NETTALI.COM - Nous évoquions tantôt, dans une de nos chroniques, la communication gouvernementale gérée par une armée mexicaine dans ce supposé scandale de corruption sur le pétrole sénégalais. Et l’on continue à penser que cette communication va être davantage plombée au regard des combats de gladiateurs qui se mènent en coulisses et par médias interposés.

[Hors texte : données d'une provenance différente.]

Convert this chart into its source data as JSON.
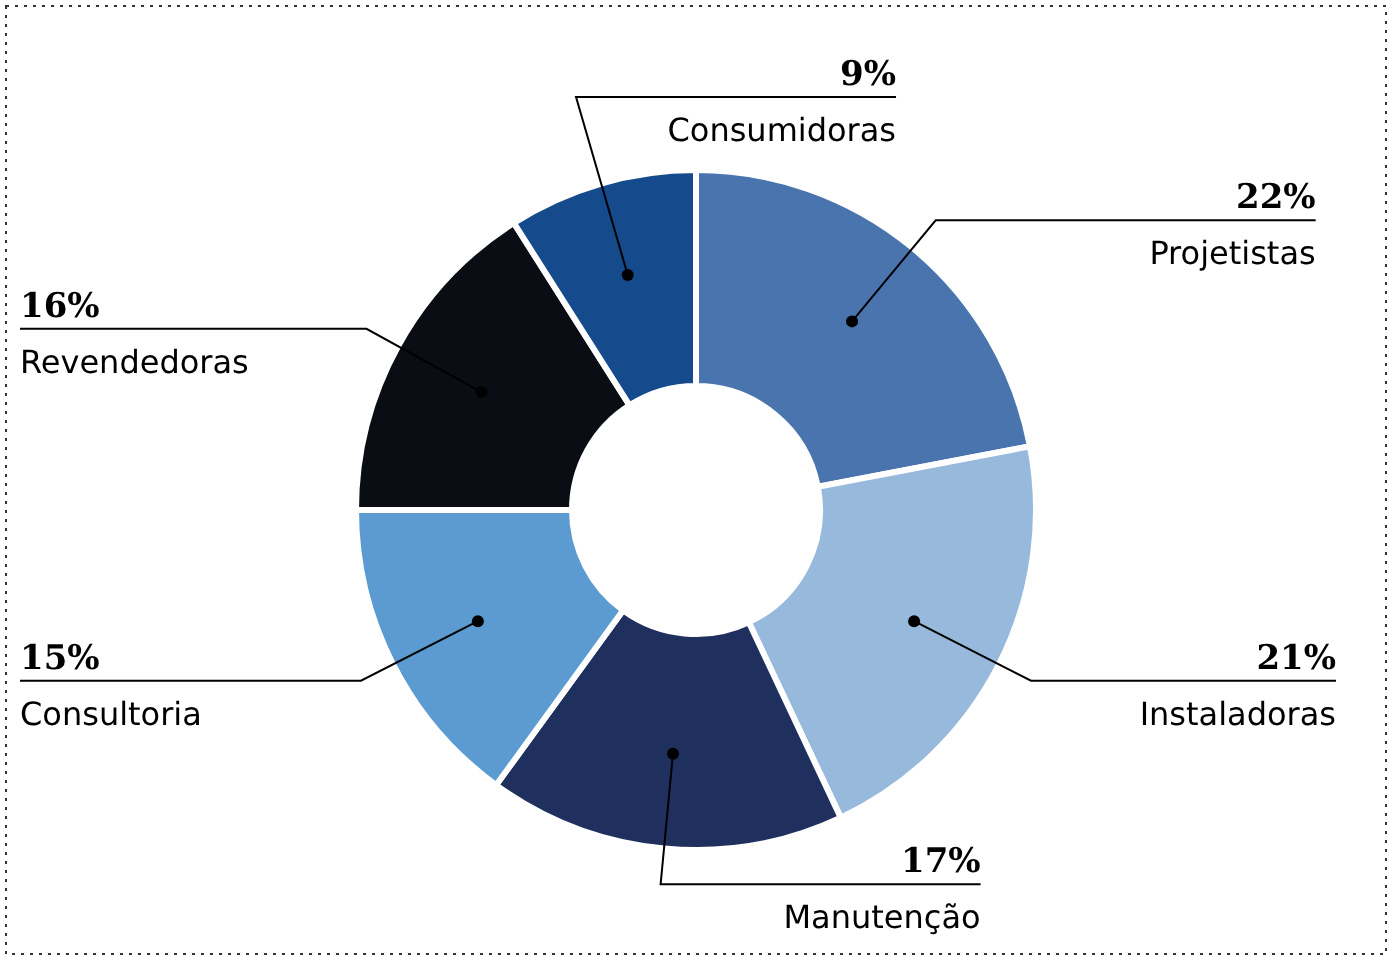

La semaine dernière et même celle d’avant, ont en tout cas été bien riches en commentaires, débats et écrits sur l’affaire Pétrotim et la connexion Aliou Sall. Cette affaire est en effet une aubaine pour les médias et son traitement a aussi mis au-devant de la scène, des journalistes et pas des moindres : des hommes au cœur de la communication de l’Etat et du parti présidentiel et d’autres bien médiatisés qui, pour la plupart, adorent mettre leur grain de sel dans les dossiers qui occupent l’actualité. Mais le plus surprenant dans l’histoire, est que certains hommes de médias, s’érigent en boucliers, défenseurs, accusateurs, détracteurs et je ne sais quoi encore ! La grande confusion,  quoi !

Mais au fond, l’affaire n’aurait pas eu autant d’ampleur si une journaliste étrangère d’une chaîne de télé anglaise de grande renommée, ne l’avait pas remise sur la table. Elle semblait pourtant bien calmée jusqu’à ce que la Mayena surgisse de nulle part pour, en 10 minutes, mettre le pays en sens dessus-dessous. Critiquée, elle l’a vertement été surtout dans la conduite de ce reportage. Pour certains, son intérêt n’était pas de rendre service au Sénégal mais de plutôt de servir des intérêts privés. Et alors, serait-on tenté de répondre à ses détracteurs ? Doit-on pour autant être aussi sévère avec elle, au point de vouloir ôter toute crédibilité à BBC ? Souvent la posture pragmatique impose de voir l’intérêt pour le public Sénégalais qui y gagne en découvrant la vérité ou en demandant que toute la lumière soit faite. Bien sûr que celui qui divulgue une information, y a forcément un intérêt, noble ou caché. Mais enfin, c’est le résultat qui compte, non pas parce que nous croyons qu’Aliou Sall soit coupable ou innocent, mais pour des raisons d’ériger désormais la transparence en règle de gestion des affaires publiques.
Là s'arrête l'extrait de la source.